Ruhban devletinin inadı
İran’ı ne kadar tanıyoruz? Birçokları komşumuz hakkında ısmarlama gerçekleri tekrarlayıp dursalar da İran hakkında iyi bilinmeyen 3 gerçek herkesin kafasını karıştırıyor.
Bunlardan birincisi İran’ın ruhban sınıfı teokratik diktatörlüğü niteliğidir.
İkincisi nükleer projelerinin çok eski olduğudur.
Üçüncüsü de İran’ın büyük güçler tarafından hiçbir zaman tek başına ele alınmayıp komşularıyla aynı torbada değerlendirildiğidir.

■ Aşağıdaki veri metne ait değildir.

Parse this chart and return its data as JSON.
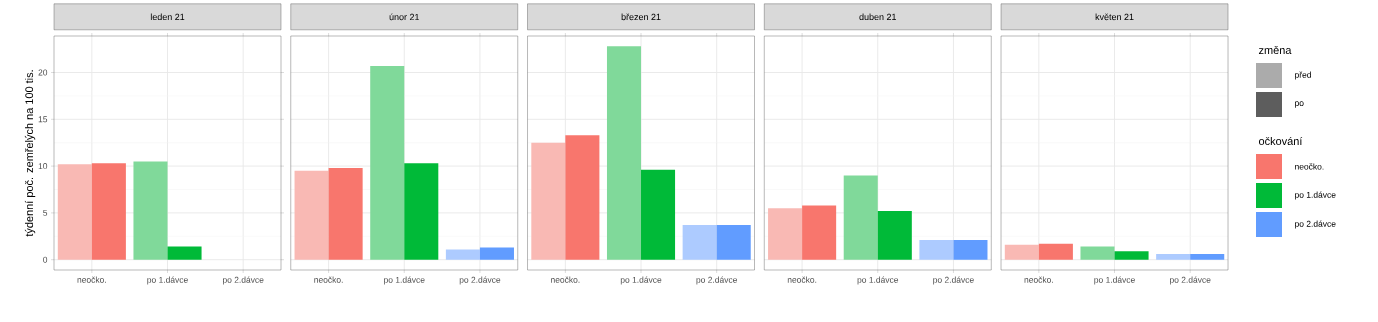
{
  "chart_data": [
    {
      "type": "bar",
      "title": "leden 21",
      "ylabel": "týdenní poč. zemřelých na 100 tis.",
      "categories": [
        "neočko.",
        "po 1.dávce",
        "po 2.dávce"
      ],
      "series": [
        {
          "colors": [
            "#f9b9b4",
            "#80d99a",
            "#adcbff"
          ],
          "values": [
            10.2,
            10.5,
            null
          ]
        },
        {
          "colors": [
            "#f8766d",
            "#00ba38",
            "#619cff"
          ],
          "values": [
            10.3,
            1.4,
            null
          ]
        }
      ],
      "ylim": [
        -1.1,
        23.9
      ],
      "yticks": [
        0,
        5,
        10,
        15,
        20
      ],
      "grid": true
    },
    {
      "type": "bar",
      "title": "únor 21",
      "categories": [
        "neočko.",
        "po 1.dávce",
        "po 2.dávce"
      ],
      "series": [
        {
          "colors": [
            "#f9b9b4",
            "#80d99a",
            "#adcbff"
          ],
          "values": [
            9.5,
            20.7,
            1.1
          ]
        },
        {
          "colors": [
            "#f8766d",
            "#00ba38",
            "#619cff"
          ],
          "values": [
            9.8,
            10.3,
            1.3
          ]
        }
      ],
      "ylim": [
        -1.1,
        23.9
      ],
      "yticks": [
        0,
        5,
        10,
        15,
        20
      ],
      "grid": true,
      "tick_labels": "x"
    },
    {
      "type": "bar",
      "title": "březen 21",
      "categories": [
        "neočko.",
        "po 1.dávce",
        "po 2.dávce"
      ],
      "series": [
        {
          "colors": [
            "#f9b9b4",
            "#80d99a",
            "#adcbff"
          ],
          "values": [
            12.5,
            22.8,
            3.7
          ]
        },
        {
          "colors": [
            "#f8766d",
            "#00ba38",
            "#619cff"
          ],
          "values": [
            13.3,
            9.6,
            3.7
          ]
        }
      ],
      "ylim": [
        -1.1,
        23.9
      ],
      "yticks": [
        0,
        5,
        10,
        15,
        20
      ],
      "grid": true,
      "tick_labels": "x"
    },
    {
      "type": "bar",
      "title": "duben 21",
      "categories": [
        "neočko.",
        "po 1.dávce",
        "po 2.dávce"
      ],
      "series": [
        {
          "colors": [
            "#f9b9b4",
            "#80d99a",
            "#adcbff"
          ],
          "values": [
            5.5,
            9.0,
            2.1
          ]
        },
        {
          "colors": [
            "#f8766d",
            "#00ba38",
            "#619cff"
          ],
          "values": [
            5.8,
            5.2,
            2.1
          ]
        }
      ],
      "ylim": [
        -1.1,
        23.9
      ],
      "yticks": [
        0,
        5,
        10,
        15,
        20
      ],
      "grid": true,
      "tick_labels": "x"
    },
    {
      "type": "bar",
      "title": "květen 21",
      "categories": [
        "neočko.",
        "po 1.dávce",
        "po 2.dávce"
      ],
      "series": [
        {
          "name": "před",
          "color": "#ababab",
          "colors": [
            "#f9b9b4",
            "#80d99a",
            "#adcbff"
          ],
          "values": [
            1.6,
            1.4,
            0.6
          ]
        },
        {
          "name": "po",
          "color": "#5d5d5d",
          "colors": [
            "#f8766d",
            "#00ba38",
            "#619cff"
          ],
          "values": [
            1.7,
            0.9,
            0.6
          ]
        }
      ],
      "ylim": [
        -1.1,
        23.9
      ],
      "yticks": [
        0,
        5,
        10,
        15,
        20
      ],
      "grid": true,
      "tick_labels": "x",
      "legend": "right",
      "legend_title": "změna"
    },
    {
      "type": "other",
      "title": "očkování",
      "categories": [
        "neočko.",
        "po 1.dávce",
        "po 2.dávce"
      ],
      "colors": [
        "#f8766d",
        "#00ba38",
        "#619cff"
      ]
    }
  ]
}
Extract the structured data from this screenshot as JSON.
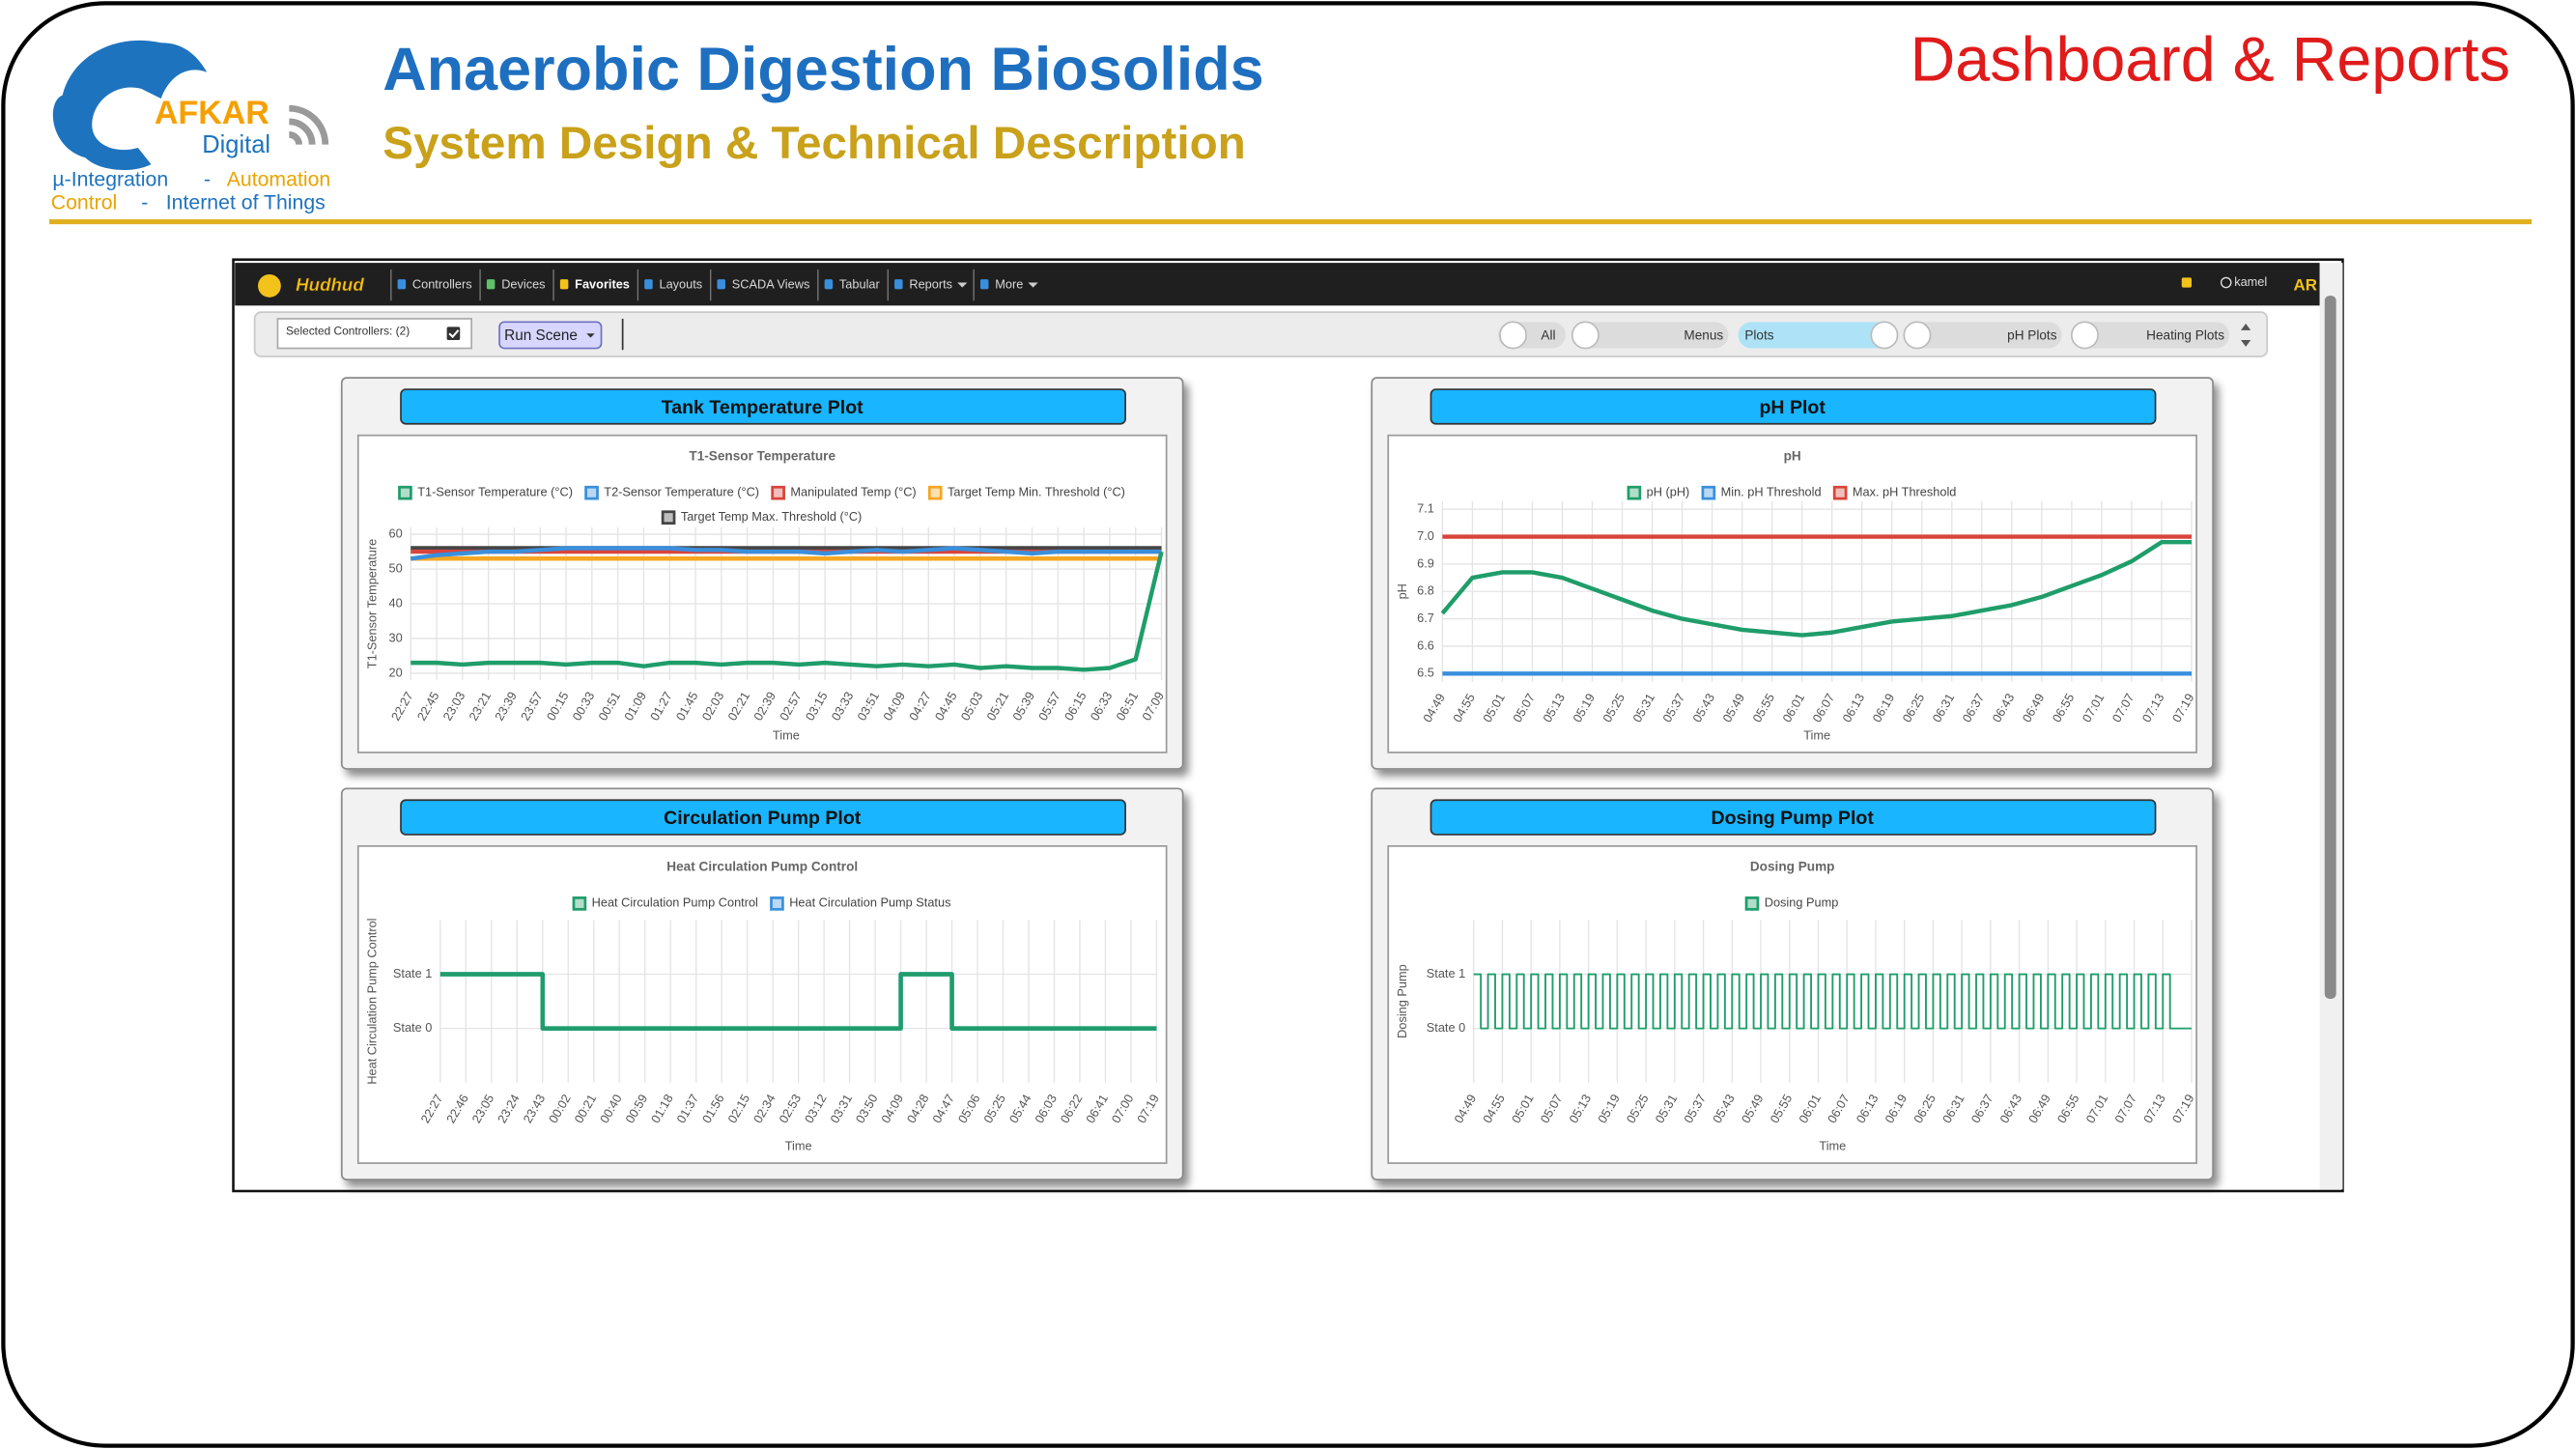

BİRİNCİ GERÇEK: RUHBAN DEVLETİ
Minyatür Vatikan ve bağımsız olmayan Tibet hariç tutulursa dünyada bir ruhban sınıfı tarafından yönetilen tek ülke İran’dır.
İran’da sistem “Yüce Rehber” merkezlidir. Yüce Rehber başta dış politika olmak üzere tüm konularda asıl karar sahibidir. İran ideolojisi mehdi bekler ama o gelene kadar din adamlarının siyaseti yöneteceği ilkesini savunan Velayet-i Faki teorisini uygular. Bu teoriye göre bir Uzmanlar Meclisini oluşturan din adamları tarafından bir Yüce Rehber seçilir. Bu kural klasik Şia ilahiyatına değil Ayetullah Humeyni tarafından ortaya konan yeniliklere dayanmaktadır. Bir anlamda yeni dindir.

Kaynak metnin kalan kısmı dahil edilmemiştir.